Data point to a negative correlation between stock and price. Coarse rice was selling below Tk 31 a kg when stock was 10 lakh tonnes. But it shot up to Tk 35 as the stock slipped below 10 lakh tonnes, to Tk 39 when it slid below eight lakh tonnes and to Tk 43 as the stock dipped below six lakh tonnes.
Agricultural economist Jahangir Alam told The Daily Star that although some rice was lost in the Haor flashfloods, the price should not have jumped so high. He questioned why the government allowed its rice stock to deplete in the first place.
“Why have they [food ministry and food directorate] failed to keep the minimum security stock of rice in the granaries?” said Ilahi Dad Khan, former director of the food directorate who had a crucial crisis management role during the 2007-08 global economic meltdown and the 2011 rice shortage.
“They should have noticed well in advance that how fast the food godowns were drying up due to continuous operations of open market sale (OMS) since January and exhausting of stock through distributions under the Tk 10/per kg rice distribution programme.”
During his time in the food directorate, there was always an effort to keep one million tonnes of food (rice and wheat) stock reserve in the godowns, he said.
Dr AMM Shawkat Ali, former caretaker government adviser who was agriculture secretary in late 1990s, said the government should have allowed private traders to import rice by reducing the high duty much earlier.
“What took the government so long to go for the duty cut?” he wondered.
Director General of Bangladesh Institute of Development Studies (BIDS) Dr KAS Murshid noted the food ministry should have moved fast to replenish stock when they were releasing rice in big volume for distribution among the ultra poor at Tk 10/kg.
But this is not the first time that Qamrul and his ministry acted late.
About two years ago, when wheat stock dried up in government silos, the food department hurriedly imported over two lakh tonnes of substandard wheat from a new market — Brazil.

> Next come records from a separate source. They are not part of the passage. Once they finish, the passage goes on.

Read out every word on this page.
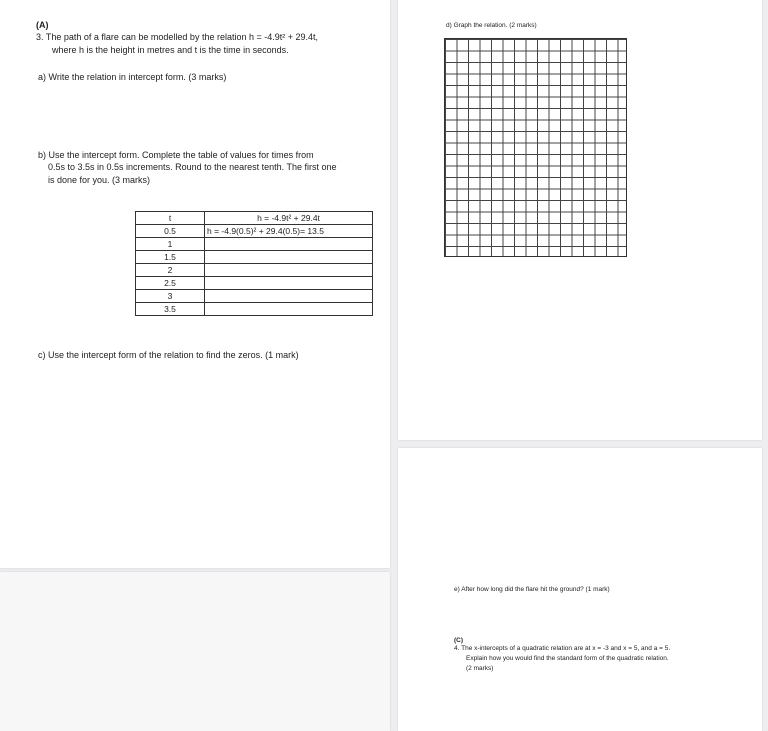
(A)
3. The path of a flare can be modelled by the relation h = -4.9t² + 29.4t,
where h is the height in metres and t is the time in seconds.
a) Write the relation in intercept form. (3 marks)
b) Use the intercept form. Complete the table of values for times from
0.5s to 3.5s in 0.5s increments. Round to the nearest tenth. The first one
is done for you. (3 marks)
t	h = -4.9t² + 29.4t
0.5	h = -4.9(0.5)² + 29.4(0.5)= 13.5
1	
1.5	
2	
2.5	
3	
3.5	
c) Use the intercept form of the relation to find the zeros. (1 mark)
d) Graph the relation. (2 marks)
e) After how long did the flare hit the ground? (1 mark)
(C)
4. The x-intercepts of a quadratic relation are at x = -3 and x = 5, and a = 5.
Explain how you would find the standard form of the quadratic relation.
(2 marks)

The grain quality and insect infestation sparked a huge outcry across the country. Even ruling Awami League men put up barricades at places, blocking entry of the consignments into public granaries. Later, the minister had to declare in parliament that they would not import wheat from Brazil any more and acknowledged that “the wheat looks bad.”
In the very next domestic wheat growing season, Bangladesh experienced, for the first time in Asia, blast (fungal disease) in wheat. That caused a huge crop loss in wheat and scientists later confirmed the emergence of wheat blast in Bangladesh was caused by a South American lineage of fungus.
The government never investigated if there was any direct link between the import from Brazil and the blast attack, but among the scientific fraternity there is a strong suspicion that there is.